The sodium (Na⁺)-calcium (Ca²⁺) exchanger 1 (NCX1) is an important regulator of intracellular Ca²⁺ homeostasis. Serine 68-phosphorylated phospholemman (pSer-68-PLM) inhibits NCX1 activity. In the context of Na⁺/K⁺-ATPase (NKA) regulation, pSer-68-PLM is dephosphorylated by protein phosphatase 1 (PP1). PP1 also associates with NCX1; however, the molecular basis of this association is unknown. In this study, we aimed to analyze the mechanisms of PP1 targeting to the NCX1-pSer-68-PLM complex and hypothesized that a direct and functional NCX1-PP1 interaction is a prerequisite for pSer-68-PLM dephosphorylation. Using a variety of molecular techniques, we show that PP1 catalytic subunit (PP1c) co-localized, co-fractionated, and co-immunoprecipitated with NCX1 in rat cardiomyocytes, left ventricle lysates, and HEK293 cells. Bioinformatic analysis, immunoprecipitations, mutagenesis, pulldown experiments, and peptide arrays constrained PP1c anchoring to the K(I/V)FF motif in the first Ca²⁺ binding domain (CBD) 1 in NCX1. This binding site is also partially in agreement with the extended PP1-binding motif K(V/I)FF-X_5–8Φ₁Φ₂-X_8–9-R. The cytosolic loop of NCX1, containing the K(I/V)FF motif, had no effect on PP1 activity in an in vitro assay. Dephosphorylation of pSer-68-PLM in HEK293 cells was not observed when NCX1 was absent, when the K(I/V)FF motif was mutated, or when the PLM- and PP1c-binding sites were separated (mimicking calpain cleavage of NCX1). Co-expression of PLM and NCX1 inhibited NCX1 current (both modes). Moreover, co-expression of PLM with NCX1(F407P) (mutated K(I/V)FF motif) resulted in the current being completely abolished. In conclusion, NCX1 is a substrate-specifying PP1c regulator protein, indirectly regulating NCX1 activity through pSer-68-PLM dephosphorylation.     

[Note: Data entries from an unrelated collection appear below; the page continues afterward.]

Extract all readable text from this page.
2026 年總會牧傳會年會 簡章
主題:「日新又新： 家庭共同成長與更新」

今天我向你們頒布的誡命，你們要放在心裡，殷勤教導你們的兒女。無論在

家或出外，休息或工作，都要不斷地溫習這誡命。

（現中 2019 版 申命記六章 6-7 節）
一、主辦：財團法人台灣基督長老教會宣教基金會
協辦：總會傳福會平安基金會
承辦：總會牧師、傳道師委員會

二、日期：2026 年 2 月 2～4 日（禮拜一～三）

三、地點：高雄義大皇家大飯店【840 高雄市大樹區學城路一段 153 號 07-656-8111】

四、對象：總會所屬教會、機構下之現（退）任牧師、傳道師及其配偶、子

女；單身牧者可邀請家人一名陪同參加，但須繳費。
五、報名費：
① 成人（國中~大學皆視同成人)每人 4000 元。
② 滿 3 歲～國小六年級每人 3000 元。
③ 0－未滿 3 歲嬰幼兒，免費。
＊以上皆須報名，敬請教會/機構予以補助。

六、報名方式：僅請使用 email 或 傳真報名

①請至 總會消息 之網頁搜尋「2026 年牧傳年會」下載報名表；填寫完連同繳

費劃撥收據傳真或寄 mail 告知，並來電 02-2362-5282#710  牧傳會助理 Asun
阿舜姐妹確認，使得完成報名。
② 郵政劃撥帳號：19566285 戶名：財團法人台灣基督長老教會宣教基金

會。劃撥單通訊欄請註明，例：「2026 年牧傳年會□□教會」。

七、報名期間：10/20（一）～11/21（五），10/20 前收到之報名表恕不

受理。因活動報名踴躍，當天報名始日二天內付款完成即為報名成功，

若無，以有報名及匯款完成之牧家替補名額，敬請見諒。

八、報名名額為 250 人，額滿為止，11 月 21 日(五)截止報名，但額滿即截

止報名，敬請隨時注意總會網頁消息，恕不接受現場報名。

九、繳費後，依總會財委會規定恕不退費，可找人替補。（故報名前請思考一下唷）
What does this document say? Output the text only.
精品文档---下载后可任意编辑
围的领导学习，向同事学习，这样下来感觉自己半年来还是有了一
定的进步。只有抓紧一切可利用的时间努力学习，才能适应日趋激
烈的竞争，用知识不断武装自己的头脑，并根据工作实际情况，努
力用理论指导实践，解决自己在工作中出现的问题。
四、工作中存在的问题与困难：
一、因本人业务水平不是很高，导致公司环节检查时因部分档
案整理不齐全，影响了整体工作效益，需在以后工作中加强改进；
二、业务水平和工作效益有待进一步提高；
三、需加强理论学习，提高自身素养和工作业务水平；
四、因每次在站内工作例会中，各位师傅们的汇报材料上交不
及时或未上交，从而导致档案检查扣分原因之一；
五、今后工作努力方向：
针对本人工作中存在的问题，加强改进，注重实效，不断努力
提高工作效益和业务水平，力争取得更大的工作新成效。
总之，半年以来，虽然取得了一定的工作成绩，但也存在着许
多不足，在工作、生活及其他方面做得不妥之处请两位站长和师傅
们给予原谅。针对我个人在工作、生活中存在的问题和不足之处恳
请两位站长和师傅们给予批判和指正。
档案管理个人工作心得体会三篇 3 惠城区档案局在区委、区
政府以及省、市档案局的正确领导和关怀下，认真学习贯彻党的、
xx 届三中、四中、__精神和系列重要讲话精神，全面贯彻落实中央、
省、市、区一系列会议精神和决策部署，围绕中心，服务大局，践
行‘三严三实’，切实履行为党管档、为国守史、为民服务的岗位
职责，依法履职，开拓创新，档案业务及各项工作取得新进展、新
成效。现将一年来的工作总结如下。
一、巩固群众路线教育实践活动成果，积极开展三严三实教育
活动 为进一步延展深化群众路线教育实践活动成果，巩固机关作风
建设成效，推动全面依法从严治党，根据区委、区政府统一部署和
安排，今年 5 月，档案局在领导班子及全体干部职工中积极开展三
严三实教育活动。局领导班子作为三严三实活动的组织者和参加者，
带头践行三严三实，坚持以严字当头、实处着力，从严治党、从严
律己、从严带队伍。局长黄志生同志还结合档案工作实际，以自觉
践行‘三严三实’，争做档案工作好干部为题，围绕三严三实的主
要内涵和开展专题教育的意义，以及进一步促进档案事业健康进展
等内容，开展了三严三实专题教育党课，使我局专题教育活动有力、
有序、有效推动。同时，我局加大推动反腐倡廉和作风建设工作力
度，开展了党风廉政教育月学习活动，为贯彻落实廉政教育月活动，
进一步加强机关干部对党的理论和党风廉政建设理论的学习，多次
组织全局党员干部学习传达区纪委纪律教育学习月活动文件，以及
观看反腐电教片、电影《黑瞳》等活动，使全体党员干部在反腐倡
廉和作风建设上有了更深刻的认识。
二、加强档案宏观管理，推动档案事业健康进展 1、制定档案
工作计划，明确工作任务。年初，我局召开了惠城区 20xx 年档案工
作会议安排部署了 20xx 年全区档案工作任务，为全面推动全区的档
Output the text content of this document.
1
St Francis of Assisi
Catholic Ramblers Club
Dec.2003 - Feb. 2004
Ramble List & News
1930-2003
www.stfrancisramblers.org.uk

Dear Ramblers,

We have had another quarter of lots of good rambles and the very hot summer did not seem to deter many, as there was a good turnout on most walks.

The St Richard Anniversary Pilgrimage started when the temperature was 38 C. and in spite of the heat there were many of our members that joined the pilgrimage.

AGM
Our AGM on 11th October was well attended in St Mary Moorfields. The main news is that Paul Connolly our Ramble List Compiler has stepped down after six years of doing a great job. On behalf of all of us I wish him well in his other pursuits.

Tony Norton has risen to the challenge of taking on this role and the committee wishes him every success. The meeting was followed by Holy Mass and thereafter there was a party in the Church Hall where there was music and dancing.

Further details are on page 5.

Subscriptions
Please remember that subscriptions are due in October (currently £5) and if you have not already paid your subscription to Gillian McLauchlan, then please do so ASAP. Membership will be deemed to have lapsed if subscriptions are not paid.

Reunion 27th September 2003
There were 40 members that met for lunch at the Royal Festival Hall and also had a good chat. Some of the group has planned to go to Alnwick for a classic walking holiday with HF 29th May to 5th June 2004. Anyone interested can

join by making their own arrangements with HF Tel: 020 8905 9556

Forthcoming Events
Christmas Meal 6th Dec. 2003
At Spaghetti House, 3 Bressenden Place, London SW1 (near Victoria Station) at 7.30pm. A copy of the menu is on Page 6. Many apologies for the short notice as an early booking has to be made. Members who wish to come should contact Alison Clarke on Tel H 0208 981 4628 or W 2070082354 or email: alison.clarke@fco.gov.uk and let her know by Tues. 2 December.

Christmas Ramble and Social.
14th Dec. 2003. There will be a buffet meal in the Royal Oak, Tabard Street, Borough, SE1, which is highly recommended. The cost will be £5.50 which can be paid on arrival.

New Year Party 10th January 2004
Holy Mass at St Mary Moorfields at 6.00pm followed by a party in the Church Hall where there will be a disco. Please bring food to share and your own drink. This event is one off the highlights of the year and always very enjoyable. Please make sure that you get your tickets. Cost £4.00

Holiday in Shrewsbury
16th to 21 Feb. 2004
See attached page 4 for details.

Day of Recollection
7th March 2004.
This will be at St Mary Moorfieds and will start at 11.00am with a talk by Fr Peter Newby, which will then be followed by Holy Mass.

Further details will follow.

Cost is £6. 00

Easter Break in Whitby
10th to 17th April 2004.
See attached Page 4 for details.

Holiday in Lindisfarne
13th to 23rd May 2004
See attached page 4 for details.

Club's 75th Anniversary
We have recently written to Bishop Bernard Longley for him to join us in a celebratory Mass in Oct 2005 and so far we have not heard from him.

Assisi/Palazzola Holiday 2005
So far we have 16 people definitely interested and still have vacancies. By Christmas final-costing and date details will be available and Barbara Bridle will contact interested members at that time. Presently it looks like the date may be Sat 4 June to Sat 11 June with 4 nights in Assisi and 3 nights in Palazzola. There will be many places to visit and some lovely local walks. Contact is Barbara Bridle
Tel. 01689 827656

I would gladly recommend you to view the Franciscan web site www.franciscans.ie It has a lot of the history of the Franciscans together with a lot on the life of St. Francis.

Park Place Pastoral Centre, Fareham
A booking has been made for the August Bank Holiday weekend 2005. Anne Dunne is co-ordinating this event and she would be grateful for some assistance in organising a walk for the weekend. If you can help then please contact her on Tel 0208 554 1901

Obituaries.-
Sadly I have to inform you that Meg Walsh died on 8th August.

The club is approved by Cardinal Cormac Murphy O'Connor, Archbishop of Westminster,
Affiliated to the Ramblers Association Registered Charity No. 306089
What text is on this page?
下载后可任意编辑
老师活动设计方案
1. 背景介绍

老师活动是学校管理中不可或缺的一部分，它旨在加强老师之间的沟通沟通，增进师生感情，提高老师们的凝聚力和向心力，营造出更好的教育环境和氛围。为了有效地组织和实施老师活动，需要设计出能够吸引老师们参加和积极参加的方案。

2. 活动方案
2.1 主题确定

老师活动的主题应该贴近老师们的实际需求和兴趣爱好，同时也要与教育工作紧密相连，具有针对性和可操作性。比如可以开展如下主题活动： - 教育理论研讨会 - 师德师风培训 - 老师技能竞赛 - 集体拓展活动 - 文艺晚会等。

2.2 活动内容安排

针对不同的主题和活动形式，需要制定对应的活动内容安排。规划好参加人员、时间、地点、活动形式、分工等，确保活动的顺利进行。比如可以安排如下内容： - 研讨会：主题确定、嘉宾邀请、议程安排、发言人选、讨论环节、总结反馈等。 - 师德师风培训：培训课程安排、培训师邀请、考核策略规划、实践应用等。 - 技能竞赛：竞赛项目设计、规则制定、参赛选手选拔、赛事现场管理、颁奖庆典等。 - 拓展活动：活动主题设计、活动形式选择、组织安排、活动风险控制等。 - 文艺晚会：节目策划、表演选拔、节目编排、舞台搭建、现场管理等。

Mapping the in vitro interactome of cardiac sodium (Na+)‐calcium (Ca2+) exchanger 1 (NCX1)

The sodium (Na⁺)‐calcium (Ca²⁺) exchanger 1 (NCX1) is an antiporter membrane protein encoded by the SLC8A1 gene. In the heart, it maintains cytosolic Ca²⁺ homeostasis, serving as the primary mechanism for Ca²⁺ extrusion during relaxation. Dysregulation of NCX1 is observed in end‐stage human heart failure. In this study, we used affinity purification coupled with MS in rat left ventricle lysates to identify novel NCX1 interacting proteins in the heart. Two screens were conducted using: (1) anti‐NCX1 against endogenous NCX1 and (2) anti‐His (where His is histidine) with His‐trigger factor‐NCX1_cyt recombinant protein as bait. The respective methods identified 112 and 350 protein partners, of which several were known NCX1 partners from the literature, and 29 occurred in both screens. Ten novel protein partners (DYRK1A, PPP2R2A, SNTB1, DMD, RABGGTA, DNAJB4, BAG3, PDE3A, POPDC2, STK39) were validated for binding to NCX1, and two partners (DYRK1A, SNTB1) increased NCX1 activity when expressed in HEK293 cells. A cardiac NCX1 protein–protein interaction map was constructed. The map was highly connected, containing distinct clusters of proteins with different biological functions, where “cell communication” and “signal transduction” formed the largest clusters. The NCX1 interactome was also significantly enriched with proteins/genes involved in “cardiovascular disease” which can be explored as novel drug targets in future research.